Les combats ont duré environ une demi-heure, selon le directeur de l'OSDL, Rami Abdul-Rahman, qui n'a pas fait état de victimes. Les opposants n'ont cependant pas rapporté de bombardements intenses, de tirs de roquettes et d'obus de mortier comme avant l'entrée en vigueur du cessez-le-feu, jeudi à l'aube.

Le gouvernement syrien avait fait savoir à l'avance mercredi qu'il se réservait le droit de répondre à toute agression.

Le Conseil national syrien (CNS), l'un des principaux groupes de l'opposition, avait appelé la population à manifester pacifiquement après la grande prière du vendredi. D'après Maath al-Shami, un militant de Damas, des agents en civil des services de sécurité étaient déployés «partout» dans la capitale vendredi, «ce qui a limité l'ampleur des manifestations».

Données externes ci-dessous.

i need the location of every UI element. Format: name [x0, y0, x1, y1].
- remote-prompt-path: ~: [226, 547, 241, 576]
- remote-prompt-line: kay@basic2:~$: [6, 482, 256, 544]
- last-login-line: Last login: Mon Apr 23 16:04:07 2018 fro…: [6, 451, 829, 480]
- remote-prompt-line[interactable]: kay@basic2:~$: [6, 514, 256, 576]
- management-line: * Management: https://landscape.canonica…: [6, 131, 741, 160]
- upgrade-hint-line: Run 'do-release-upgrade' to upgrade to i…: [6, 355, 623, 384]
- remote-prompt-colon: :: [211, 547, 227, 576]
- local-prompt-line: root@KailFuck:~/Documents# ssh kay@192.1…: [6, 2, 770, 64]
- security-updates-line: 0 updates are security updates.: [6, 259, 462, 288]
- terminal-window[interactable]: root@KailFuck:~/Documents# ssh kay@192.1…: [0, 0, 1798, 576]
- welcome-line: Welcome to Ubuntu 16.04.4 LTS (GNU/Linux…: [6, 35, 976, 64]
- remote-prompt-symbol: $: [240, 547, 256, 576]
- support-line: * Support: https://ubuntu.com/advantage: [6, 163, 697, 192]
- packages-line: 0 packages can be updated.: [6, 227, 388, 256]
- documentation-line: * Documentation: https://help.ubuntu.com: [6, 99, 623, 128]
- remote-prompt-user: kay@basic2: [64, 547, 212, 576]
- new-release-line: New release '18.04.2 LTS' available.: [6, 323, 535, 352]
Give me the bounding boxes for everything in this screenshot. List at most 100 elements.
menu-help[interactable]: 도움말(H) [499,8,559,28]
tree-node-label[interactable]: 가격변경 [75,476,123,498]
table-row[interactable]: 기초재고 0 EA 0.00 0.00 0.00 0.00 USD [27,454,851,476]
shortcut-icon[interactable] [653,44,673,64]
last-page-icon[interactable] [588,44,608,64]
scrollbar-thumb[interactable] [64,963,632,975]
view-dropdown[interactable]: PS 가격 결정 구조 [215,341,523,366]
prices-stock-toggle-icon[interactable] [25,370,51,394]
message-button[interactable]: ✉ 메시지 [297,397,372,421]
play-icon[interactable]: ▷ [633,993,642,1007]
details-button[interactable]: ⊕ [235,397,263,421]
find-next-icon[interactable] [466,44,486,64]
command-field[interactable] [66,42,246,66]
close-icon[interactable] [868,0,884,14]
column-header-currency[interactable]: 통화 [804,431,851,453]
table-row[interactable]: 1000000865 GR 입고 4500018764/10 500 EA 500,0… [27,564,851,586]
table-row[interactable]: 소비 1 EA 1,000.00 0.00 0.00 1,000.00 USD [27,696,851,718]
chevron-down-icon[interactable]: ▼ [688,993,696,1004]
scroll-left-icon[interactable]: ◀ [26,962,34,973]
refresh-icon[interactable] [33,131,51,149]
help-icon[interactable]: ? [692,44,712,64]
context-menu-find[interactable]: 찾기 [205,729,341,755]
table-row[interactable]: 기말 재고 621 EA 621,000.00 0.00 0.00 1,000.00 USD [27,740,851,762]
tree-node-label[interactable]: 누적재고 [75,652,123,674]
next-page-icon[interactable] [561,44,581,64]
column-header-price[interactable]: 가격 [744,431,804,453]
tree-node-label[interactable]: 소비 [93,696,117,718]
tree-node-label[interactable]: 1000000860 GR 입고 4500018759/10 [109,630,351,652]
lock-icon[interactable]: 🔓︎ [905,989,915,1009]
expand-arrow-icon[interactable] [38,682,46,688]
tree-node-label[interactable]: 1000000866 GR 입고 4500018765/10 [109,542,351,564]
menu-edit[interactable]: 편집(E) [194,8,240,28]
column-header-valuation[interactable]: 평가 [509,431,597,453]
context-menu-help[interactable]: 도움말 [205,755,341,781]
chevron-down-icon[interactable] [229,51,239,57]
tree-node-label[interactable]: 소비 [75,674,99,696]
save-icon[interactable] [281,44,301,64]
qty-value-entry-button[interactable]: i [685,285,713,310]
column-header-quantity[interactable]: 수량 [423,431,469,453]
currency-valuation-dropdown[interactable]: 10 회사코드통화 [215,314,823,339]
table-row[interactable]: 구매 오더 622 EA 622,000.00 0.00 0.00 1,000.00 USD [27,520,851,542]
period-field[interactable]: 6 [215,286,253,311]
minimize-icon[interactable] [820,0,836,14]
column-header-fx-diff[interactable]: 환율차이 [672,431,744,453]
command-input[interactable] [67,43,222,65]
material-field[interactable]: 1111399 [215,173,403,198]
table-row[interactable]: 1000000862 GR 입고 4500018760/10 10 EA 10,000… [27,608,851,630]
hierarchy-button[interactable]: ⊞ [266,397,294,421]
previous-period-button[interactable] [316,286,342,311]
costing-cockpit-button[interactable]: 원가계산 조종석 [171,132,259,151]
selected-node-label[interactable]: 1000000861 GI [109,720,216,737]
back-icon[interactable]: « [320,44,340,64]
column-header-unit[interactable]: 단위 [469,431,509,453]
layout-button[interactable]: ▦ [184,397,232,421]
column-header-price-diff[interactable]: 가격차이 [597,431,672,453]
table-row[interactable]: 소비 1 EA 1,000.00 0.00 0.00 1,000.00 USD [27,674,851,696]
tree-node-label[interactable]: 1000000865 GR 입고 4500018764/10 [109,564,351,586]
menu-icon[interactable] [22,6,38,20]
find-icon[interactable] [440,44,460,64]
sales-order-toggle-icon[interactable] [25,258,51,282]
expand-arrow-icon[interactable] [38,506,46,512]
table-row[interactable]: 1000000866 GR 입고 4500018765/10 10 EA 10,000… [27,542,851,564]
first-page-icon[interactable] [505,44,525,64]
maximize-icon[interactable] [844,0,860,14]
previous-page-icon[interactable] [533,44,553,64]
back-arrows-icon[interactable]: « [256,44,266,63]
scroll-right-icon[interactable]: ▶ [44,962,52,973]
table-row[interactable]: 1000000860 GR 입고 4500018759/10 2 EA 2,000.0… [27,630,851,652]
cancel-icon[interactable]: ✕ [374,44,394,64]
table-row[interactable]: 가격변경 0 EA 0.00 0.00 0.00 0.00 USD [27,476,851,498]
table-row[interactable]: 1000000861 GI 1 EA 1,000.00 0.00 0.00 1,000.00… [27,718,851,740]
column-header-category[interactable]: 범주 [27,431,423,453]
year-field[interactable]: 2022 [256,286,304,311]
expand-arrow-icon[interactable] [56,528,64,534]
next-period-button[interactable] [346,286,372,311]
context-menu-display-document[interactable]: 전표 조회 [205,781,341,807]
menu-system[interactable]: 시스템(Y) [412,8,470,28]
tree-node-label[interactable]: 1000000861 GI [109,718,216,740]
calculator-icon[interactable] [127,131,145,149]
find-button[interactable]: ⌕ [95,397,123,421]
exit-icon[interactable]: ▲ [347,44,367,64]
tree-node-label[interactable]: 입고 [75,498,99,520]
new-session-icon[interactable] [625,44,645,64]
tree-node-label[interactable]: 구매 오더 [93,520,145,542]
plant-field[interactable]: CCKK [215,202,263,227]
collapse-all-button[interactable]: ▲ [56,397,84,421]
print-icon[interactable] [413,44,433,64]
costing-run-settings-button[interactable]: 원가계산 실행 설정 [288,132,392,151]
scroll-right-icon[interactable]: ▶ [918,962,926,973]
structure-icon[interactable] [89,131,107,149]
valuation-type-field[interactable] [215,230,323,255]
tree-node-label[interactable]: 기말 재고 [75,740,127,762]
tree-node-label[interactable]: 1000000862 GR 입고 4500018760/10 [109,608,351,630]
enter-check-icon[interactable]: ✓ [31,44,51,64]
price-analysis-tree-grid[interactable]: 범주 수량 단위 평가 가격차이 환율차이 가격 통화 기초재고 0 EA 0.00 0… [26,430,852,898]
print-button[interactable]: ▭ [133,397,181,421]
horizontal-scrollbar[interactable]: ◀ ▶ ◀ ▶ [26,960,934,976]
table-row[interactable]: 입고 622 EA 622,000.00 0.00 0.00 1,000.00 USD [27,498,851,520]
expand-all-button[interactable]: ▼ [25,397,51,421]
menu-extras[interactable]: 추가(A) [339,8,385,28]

D'après les estimations de l'OSDL, plusieurs dizaines de milliers de manifestants réclamant le départ du président Bachar el-Assad ont manifesté dans toute la Syrie. Les forces de sécurité ont ouvert le feu sur des manifestants à Hama (centre) et à Nawa (sud), faisant au moins cinq morts, selon l'OSDL. Les Comités locaux de coordination rapportent un bilan d'au moins 11 morts.

À Damas, les forces de sécurité et des miliciens du régime ont molesté des manifestants dans une mosquée. À Alep, dans le nord, des gaz lacrymogènes ont été tirés contre des manifestants rassemblés devant la grande mosquée, selon les Comités locaux de coordination.